Back in the mid 1990s I was managing editor of Wired. Each month it was my job, working with Kevin Kelly and Louis Rossetto, to wrestle some huge idea to the ground (in the form of a long narrative, usually), give it a conceptual hook that made readers want to open the magazine, then imagine what that idea might look like on the cover of the magazine. In mid 1996 we alighted on what we thought was a very big idea – Microsoft, the champion of all software companies, was becoming a media company. If you did the math, it was clear as day. To bring the idea home we turned Gates into a media mogul, placing him on a raft in the middle of a pool, ostensibly somewhere in Beverly Hills, natch.

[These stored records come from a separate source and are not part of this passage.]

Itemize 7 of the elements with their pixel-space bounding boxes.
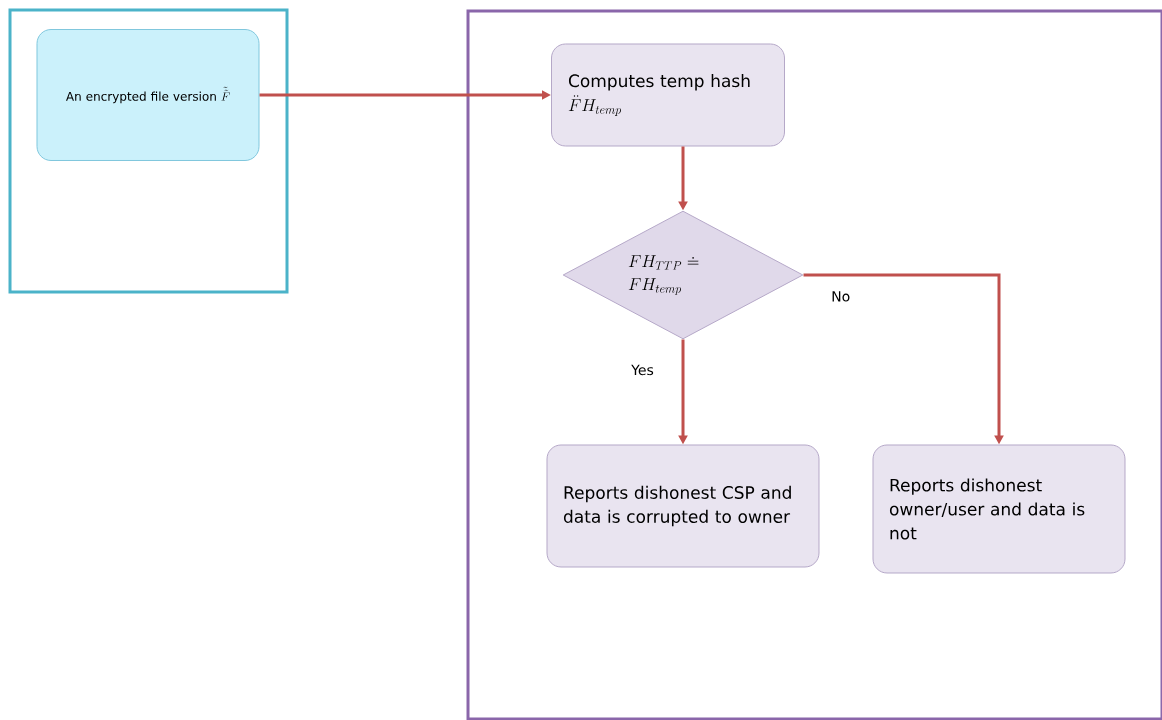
- panel-frame: [8, 8, 289, 294]
- edge-label: Yes: [630, 363, 655, 377]
- edge-label: No: [830, 290, 852, 303]
- process-box: An encrypted file version $\tilde{\tilde{F}}$: [36, 29, 260, 161]
- process-box: Computes temp hash $\ddot{F}H_{temp}$: [551, 43, 785, 147]
- process-box: Reports dishonest owner/user and data is not: [872, 444, 1126, 574]
- process-box: Reports dishonest CSP and data is corrupted to owner: [546, 444, 820, 568]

I convinced Denise Caruso, a dear friend and talented editor, to write the story (The story is here). We worked around the clock to bring this story home, and it was not without controversy – in fact, Bill Gates was so adamant that we had the story wrong, he came to our offices to disabuse us of the notion. (Louis, our editor in chief and CEO, was convinced the reason Gates hated our line of thinking was that media companies had terrible multiples on earnings, compared to software companies. If MSFT was seen as a media company, it’s stock would tumble.)
My, how times have changed. Now Microsoft says it’s being underestimated as a media company, and it plans to prove it. And that Wired story ten years ago rushed back to mind today as I read the stories about Microsoft’s ad ambitions. From the Seattle PI:
Microsoft Corp., trying to reshape its business through advertising revenue, made its pitch Wednesday to some of the world’s biggest advertisers. But the topic of Google was unavoidable — even for Bill Gates.
“They’ve done a great job on their search, and what they’ve done with advertising,” the Microsoft chairman acknowledged in response to a question from ad exec and TV host Donny Deutsch. But Microsoft, he said, “will keep them honest in the sense of being able to be better at a number of those things.”
“I think this is a rare case where we’re being underestimated,” he added. That was the underlying message from Gates and other Microsoft executives on the opening day of the MSN Strategic Account Summit, attended by hundreds of representatives of major ad agencies and well-known advertisers such as Target, Nike, Procter & Gamble and Johnson & Johnson.